In 2003, Rock donated $25 million to Harvard Business School to support the entrepreneurship faculty and their research, fellowships for MBA and doctoral students, symposia and conferences, and new outreach efforts to extend the impact of the School's extensive work in this field. To further contribute to its research and course development efforts, Harvard Business School also established the California Research Center in Silicon Valley in 1997.

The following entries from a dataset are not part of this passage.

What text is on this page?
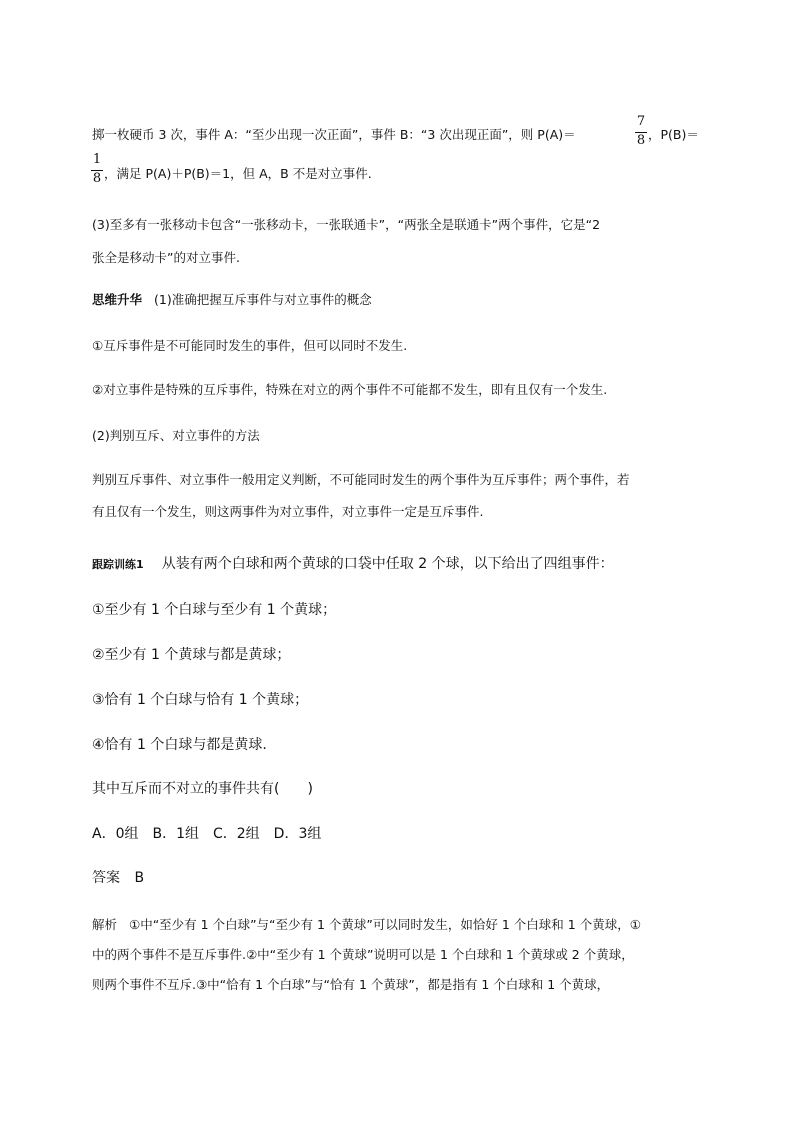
掷一枚硬币 3 次，事件 A：“至少出现一次正面”，事件 B：“3 次出现正面”，则 P(A)＝
7
8 ，P(B)＝
1
8 ，满足 P(A)＋P(B)＝1，但 A，B 不是对立事件.
(3)至多有一张移动卡包含“一张移动卡，一张联通卡”，“两张全是联通卡”两个事件，它是“2
张全是移动卡”的对立事件.
思维升华 (1)准确把握互斥事件与对立事件的概念
①互斥事件是不可能同时发生的事件，但可以同时不发生.
②对立事件是特殊的互斥事件，特殊在对立的两个事件不可能都不发生，即有且仅有一个发生.
(2)判别互斥、对立事件的方法
判别互斥事件、对立事件一般用定义判断，不可能同时发生的两个事件为互斥事件；两个事件，若
有且仅有一个发生，则这两事件为对立事件，对立事件一定是互斥事件.
跟踪训练1 从装有两个白球和两个黄球的口袋中任取 2 个球，以下给出了四组事件：
①至少有 1 个白球与至少有 1 个黄球；
②至少有 1 个黄球与都是黄球；
③恰有 1 个白球与恰有 1 个黄球；
④恰有 1 个白球与都是黄球.
其中互斥而不对立的事件共有(　　)
A．0组　B．1组　C．2组　D．3组
答案 B
解析 ①中“至少有 1 个白球”与“至少有 1 个黄球”可以同时发生，如恰好 1 个白球和 1 个黄球，①
中的两个事件不是互斥事件.②中“至少有 1 个黄球”说明可以是 1 个白球和 1 个黄球或 2 个黄球，
则两个事件不互斥.③中“恰有 1 个白球”与“恰有 1 个黄球”，都是指有 1 个白球和 1 个黄球，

Harvard Business School offered the country's first business school course in entrepreneurship in 1947. Today, members of the HBS Entrepreneurial Management Unit, which numbers more than 30 faculty, teach a required course to some 900 students in the first year of the MBA program as well as a broad selection of electives to second-year students. The United States Association for Small Business and Entrepreneurship has recognized the Harvard Business School entrepreneurship program as the best in the country.

About Harvard Business School

Founded in 1908 as part of Harvard University, Harvard Business School is located on a 40-acre campus in Boston. Its faculty of more than 250 offers full-time programs leading to the MBA and PhD degrees, as well as more than 175 Executive Education programs, and Harvard Business School Online, the School’s digital learning platform. For more than a century, faculty have drawn on their research, their experience in working with organizations worldwide, and their passion for teaching, to educate leaders who make a difference in the world. The School and its curriculum attract the boldest thinkers and the most collaborative learners who will go on to shape the practice of business and entrepreneurship around the globe.